Industry veterans Dr Paul Clüver and Anton Rabe look back at his lasting impact on South African fruit exports

South African fresh produce export industry leaders have paid tribute to the passing of former Fruitways chairman and industry legend Alastair Moodie.
Former Capespan chairman Dr Paul Clüver said Moodie’s contribution to and involvement with the South African industry will be sorely missed.
“Alastair has always been there – and now he is not. It is difficult to grasp,” he said.
“My connection with the Moodie family goes back as long as I can remember, but it was only years later, when we found ourselves working together on several fruit-industry bodies, that our real relationship began.”
The decade between 1990 and 2000 brought extraordinary change, Clüver noted, not only politically in South Africa but within the fruit industry itself.
”It was a period of intense debate, passionate convictions, and complex challenges as deregulation approached,” he continued.
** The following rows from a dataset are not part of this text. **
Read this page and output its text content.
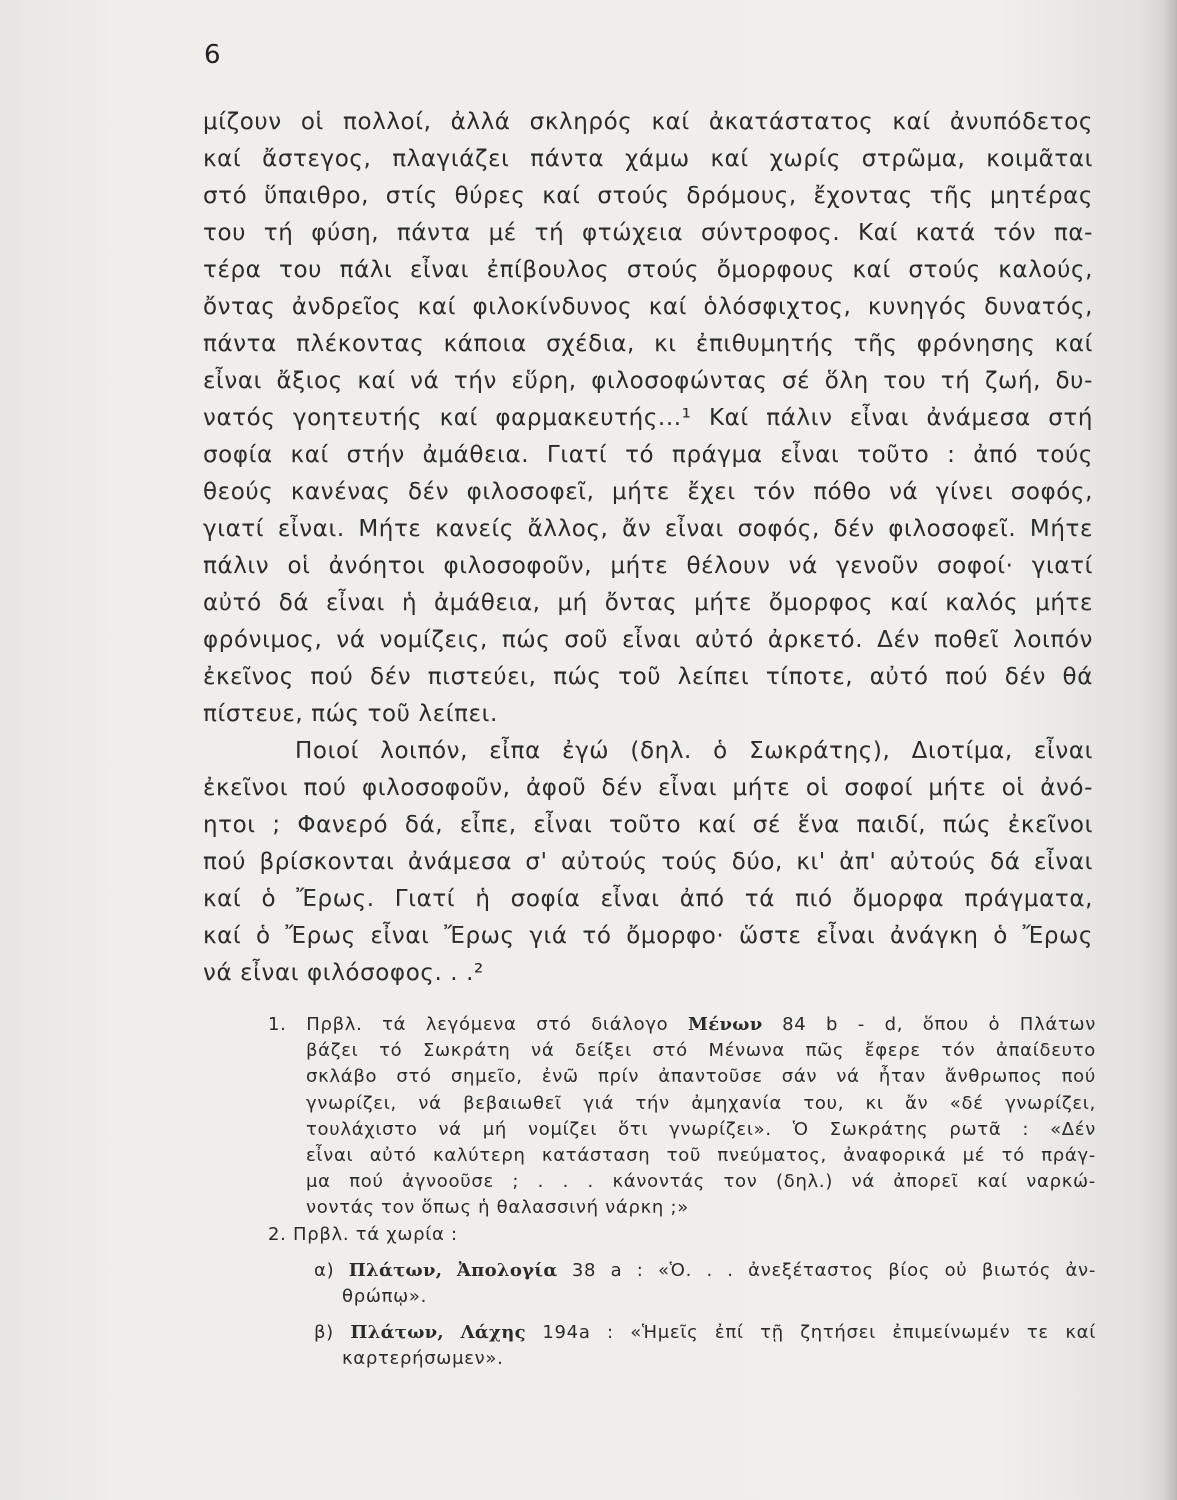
6
μίζουν οἱ πολλοί, ἀλλά σκληρός καί ἀκατάστατος καί ἀνυπόδετος
καί ἄστεγος, πλαγιάζει πάντα χάμω καί χωρίς στρῶμα, κοιμᾶται
στό ὕπαιθρο, στίς θύρες καί στούς δρόμους, ἔχοντας τῆς μητέρας
του τή φύση, πάντα μέ τή φτώχεια σύντροφος. Καί κατά τόν πα-
τέρα του πάλι εἶναι ἐπίβουλος στούς ὄμορφους καί στούς καλούς,
ὄντας ἀνδρεῖος καί φιλοκίνδυνος καί ὁλόσφιχτος, κυνηγός δυνατός,
πάντα πλέκοντας κάποια σχέδια, κι ἐπιθυμητής τῆς φρόνησης καί
εἶναι ἄξιος καί νά τήν εὕρη, φιλοσοφώντας σέ ὅλη του τή ζωή, δυ-
νατός γοητευτής καί φαρμακευτής...¹ Καί πάλιν εἶναι ἀνάμεσα στή
σοφία καί στήν ἀμάθεια. Γιατί τό πράγμα εἶναι τοῦτο : ἀπό τούς
θεούς κανένας δέν φιλοσοφεῖ, μήτε ἔχει τόν πόθο νά γίνει σοφός,
γιατί εἶναι. Μήτε κανείς ἄλλος, ἄν εἶναι σοφός, δέν φιλοσοφεῖ. Μήτε
πάλιν οἱ ἀνόητοι φιλοσοφοῦν, μήτε θέλουν νά γενοῦν σοφοί· γιατί
αὐτό δά εἶναι ἡ ἀμάθεια, μή ὄντας μήτε ὄμορφος καί καλός μήτε
φρόνιμος, νά νομίζεις, πώς σοῦ εἶναι αὐτό ἀρκετό. Δέν ποθεῖ λοιπόν
ἐκεῖνος πού δέν πιστεύει, πώς τοῦ λείπει τίποτε, αὐτό πού δέν θά
πίστευε, πώς τοῦ λείπει.
Ποιοί λοιπόν, εἶπα ἐγώ (δηλ. ὁ Σωκράτης), Διοτίμα, εἶναι
ἐκεῖνοι πού φιλοσοφοῦν, ἀφοῦ δέν εἶναι μήτε οἱ σοφοί μήτε οἱ ἀνό-
ητοι ; Φανερό δά, εἶπε, εἶναι τοῦτο καί σέ ἕνα παιδί, πώς ἐκεῖνοι
πού βρίσκονται ἀνάμεσα σ' αὐτούς τούς δύο, κι' ἀπ' αὐτούς δά εἶναι
καί ὁ Ἔρως. Γιατί ἡ σοφία εἶναι ἀπό τά πιό ὄμορφα πράγματα,
καί ὁ Ἔρως εἶναι Ἔρως γιά τό ὄμορφο· ὥστε εἶναι ἀνάγκη ὁ Ἔρως
νά εἶναι φιλόσοφος. . .²
1. Πρβλ. τά λεγόμενα στό διάλογο Μένων 84 b - d, ὅπου ὁ Πλάτων
βάζει τό Σωκράτη νά δείξει στό Μένωνα πῶς ἔφερε τόν ἀπαίδευτο
σκλάβο στό σημεῖο, ἐνῶ πρίν ἀπαντοῦσε σάν νά ἦταν ἄνθρωπος πού
γνωρίζει, νά βεβαιωθεῖ γιά τήν ἀμηχανία του, κι ἄν «δέ γνωρίζει,
τουλάχιστο νά μή νομίζει ὅτι γνωρίζει». Ὁ Σωκράτης ρωτᾶ : «Δέν
εἶναι αὐτό καλύτερη κατάσταση τοῦ πνεύματος, ἀναφορικά μέ τό πράγ-
μα πού ἀγνοοῦσε ; . . . κάνοντάς τον (δηλ.) νά ἀπορεῖ καί ναρκώ-
νοντάς τον ὅπως ἡ θαλασσινή νάρκη ;»
2. Πρβλ. τά χωρία :
α) Πλάτων, Ἀπολογία 38 a : «Ὁ. . . ἀνεξέταστος βίος οὐ βιωτός ἀν-
θρώπῳ».
β) Πλάτων, Λάχης 194a : «Ἡμεῖς ἐπί τῇ ζητήσει ἐπιμείνωμέν τε καί
καρτερήσωμεν».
”In those years, Alastair and I often met at Peregrine Restaurant or at our respective offices for long conversations about the future of the industry.
“Unlike many discussions happening around us at the time, ours were always enjoyable,” Clüver reminisced.
”They were intentional without being rigid, critical without being confrontational, and analytical without ever losing humour.
”Alastair had a rare ability to make serious conversations feel constructive – even uplifting,” he outlined.
Following deregulation, Moodie moved on to build a ”remarkable” fruit company and later expanded into other ventures, Clüver pointed out.
“Though our professional paths diverged, we still found time to meet for coffee whenever we could.”
In recent years their paths crossed again in a way that mattered deeply: working to make Elgin a better place.
“We supported education, health initiatives, small business development, and feeding schemes during Covid,” he said.
”I quickly discovered that community work can be far more complicated than it appears – but with Alastair, the complexity was always made easier.
”And so, inevitably, there were many more coffees as we tried to make sense of it all.”
Clűver noted that Moodie’s knowledge, intellect, passion, and humour leave a profound empty space.
“But they also leave a powerful legacy – one that shaped our industry, our community, and many of us personally,” he concluded.
Anton Rabe, executive director of Hortgro, said Moodie was a peace loving and calm person but, underneath this, his views sometimes generate heated debates.
“I worked closely with him on the so-called Self Source Inspection under which specific guarantees in terms of quality was given under various brands and by packhouses to receivers in the local market,” explained Rabe.
”This is today common practice in South African apple and pear trade.”
He also highlighted how Moodie always promoted industry interests.
“When, after deregulation, voluntary industry funding of industry functions were threatened, he continued paying those levies,” Rabe confirmed.
Moodie was a leader in promoting integrated agri-businesses, he added.
“Fruitways is a good example and today plays a vital role in the industry.”